00:24 12399993_1.mp3 Wiceszef MSWiA w Luksemburgu skrytykował pakt migracyjny (IAR)
Podkreślił, że mechanizm solidarnościowy w ramach paktu migracyjnego nie może rodzić żadnych skutków finansowych dla krajów członkowskich. Zwrócił też uwagę, że mechanizm w obecnym kształcie nie będzie skuteczny, bo migranci nie będą wybierać Europy Środkowo-Wschodniej, ale będą przemieszczać się na Zachód. Ponadto zdaniem wiceszefa MSWiA w tak ważnych sprawach powinna obowiązywać jednomyślność i przepisy nie powinny być przyjmowane większością głosów.
Czytaj także:
Brak jednomyślności
Wiceminister spraw wewnętrznych i administracji przekonywał, że tą sprawą powinni się zająć przywódcy unijnych krajów na szczycie, gdzie do podjęcia decyzji potrzebna jest jednomyślność.
- To jest decyzja stricte polityczna, decyzja o dużym ciężarze gatunkowym, to jest decyzja migracyjna i tam takie rozwiązania powinny być politycznie podjęte - powiedział wiceminister spraw wewnętrznych i administracji.

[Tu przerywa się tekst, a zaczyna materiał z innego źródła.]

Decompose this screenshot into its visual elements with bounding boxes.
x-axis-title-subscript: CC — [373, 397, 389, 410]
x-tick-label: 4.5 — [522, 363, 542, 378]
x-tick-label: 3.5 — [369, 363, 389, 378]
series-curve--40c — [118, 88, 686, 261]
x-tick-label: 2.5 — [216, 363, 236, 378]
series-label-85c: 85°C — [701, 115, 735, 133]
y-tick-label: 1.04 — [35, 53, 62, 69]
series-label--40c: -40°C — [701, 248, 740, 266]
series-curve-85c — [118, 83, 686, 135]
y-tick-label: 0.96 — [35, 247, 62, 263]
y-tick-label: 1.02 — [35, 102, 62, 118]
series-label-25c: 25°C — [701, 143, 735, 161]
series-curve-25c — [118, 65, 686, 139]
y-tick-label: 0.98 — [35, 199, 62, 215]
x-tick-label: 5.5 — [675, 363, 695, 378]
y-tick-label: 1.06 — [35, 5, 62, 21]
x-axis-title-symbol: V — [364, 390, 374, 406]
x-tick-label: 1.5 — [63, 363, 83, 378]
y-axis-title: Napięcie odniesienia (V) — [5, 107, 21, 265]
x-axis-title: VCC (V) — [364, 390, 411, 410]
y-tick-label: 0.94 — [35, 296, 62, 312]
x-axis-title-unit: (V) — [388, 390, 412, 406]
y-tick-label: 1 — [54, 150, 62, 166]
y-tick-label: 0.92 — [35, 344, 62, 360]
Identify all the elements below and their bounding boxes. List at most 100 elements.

Bartosz Grodecki powtórzył stanowisko, które zaprezentował podczas przedpołudniowej debaty, że Polska jest przeciwna warunkowości w pakcie migracyjnym, która przewiduje, że albo kraj zgodzi się na relokację migrantów, albo zapłaci około 20 tysięcy euro za każdą nieprzyjętą osobę. Wiceminister nazwał tę opłatę karą i zwrócił uwagę na dysproporcje w przeznaczanych funduszach na uchodźców z Ukrainy, których Polska przyjęła ponad milion.

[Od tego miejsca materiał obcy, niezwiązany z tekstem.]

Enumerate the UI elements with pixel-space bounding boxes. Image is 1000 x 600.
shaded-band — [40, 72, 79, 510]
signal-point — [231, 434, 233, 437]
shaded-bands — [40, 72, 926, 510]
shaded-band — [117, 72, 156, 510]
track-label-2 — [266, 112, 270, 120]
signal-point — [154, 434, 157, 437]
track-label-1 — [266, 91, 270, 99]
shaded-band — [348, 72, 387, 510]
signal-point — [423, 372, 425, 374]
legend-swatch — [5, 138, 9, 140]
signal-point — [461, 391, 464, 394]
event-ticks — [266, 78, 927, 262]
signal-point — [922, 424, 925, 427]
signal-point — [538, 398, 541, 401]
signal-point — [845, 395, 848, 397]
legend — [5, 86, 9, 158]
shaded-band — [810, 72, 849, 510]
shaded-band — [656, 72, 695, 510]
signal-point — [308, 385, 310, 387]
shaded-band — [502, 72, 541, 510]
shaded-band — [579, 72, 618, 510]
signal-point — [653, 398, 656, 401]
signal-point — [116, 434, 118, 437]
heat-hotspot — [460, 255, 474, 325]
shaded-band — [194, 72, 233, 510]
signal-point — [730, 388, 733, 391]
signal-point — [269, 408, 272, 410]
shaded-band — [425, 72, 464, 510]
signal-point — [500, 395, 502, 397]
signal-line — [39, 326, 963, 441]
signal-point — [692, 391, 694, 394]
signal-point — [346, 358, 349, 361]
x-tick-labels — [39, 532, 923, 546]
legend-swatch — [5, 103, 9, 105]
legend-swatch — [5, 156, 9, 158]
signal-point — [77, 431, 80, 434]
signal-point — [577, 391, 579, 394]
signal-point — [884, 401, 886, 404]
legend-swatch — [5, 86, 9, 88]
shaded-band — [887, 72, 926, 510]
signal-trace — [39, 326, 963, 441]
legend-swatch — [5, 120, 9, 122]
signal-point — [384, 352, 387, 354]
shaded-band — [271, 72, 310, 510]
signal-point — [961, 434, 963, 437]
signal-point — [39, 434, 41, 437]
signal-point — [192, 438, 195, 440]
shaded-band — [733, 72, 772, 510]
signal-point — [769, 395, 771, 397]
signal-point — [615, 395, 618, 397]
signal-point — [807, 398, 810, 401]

- Jeżeli na uchodźców wojennych średnio była kwota przeznaczona, bo takie były możliwości budżetowe Unii, 200 euro na uchodźcę, a tu mówimy o dwudziestu paru tysiącach, to wydaje się, że gdzieś został ten balans zachwiany. Solidarność jest wartością uniwersalną i każde państwo wie i potrafi ocenić w ramach sytuacji, w której się znajduje i w ramach zasobów, które posiada jak ją najlepiej wyrazić i nie widzę potrzeby, żeby ją ubierać w jakiekolwiek ramy formalne i jeszcze definiować w sposób warunkowy - podkreślił wiceszef MSWiA.
Argumentował również, że przymusowa relokacja migrantów do unijnych krajów jest nieskuteczna, bo nie będą oni chcieli zostać w Europie Środkowo-Wschodniej tylko wybiorą bogatsze państwa na Zachodzie, a przy otwartych granicach w strefie Schengen mają swobodę przemieszczania się.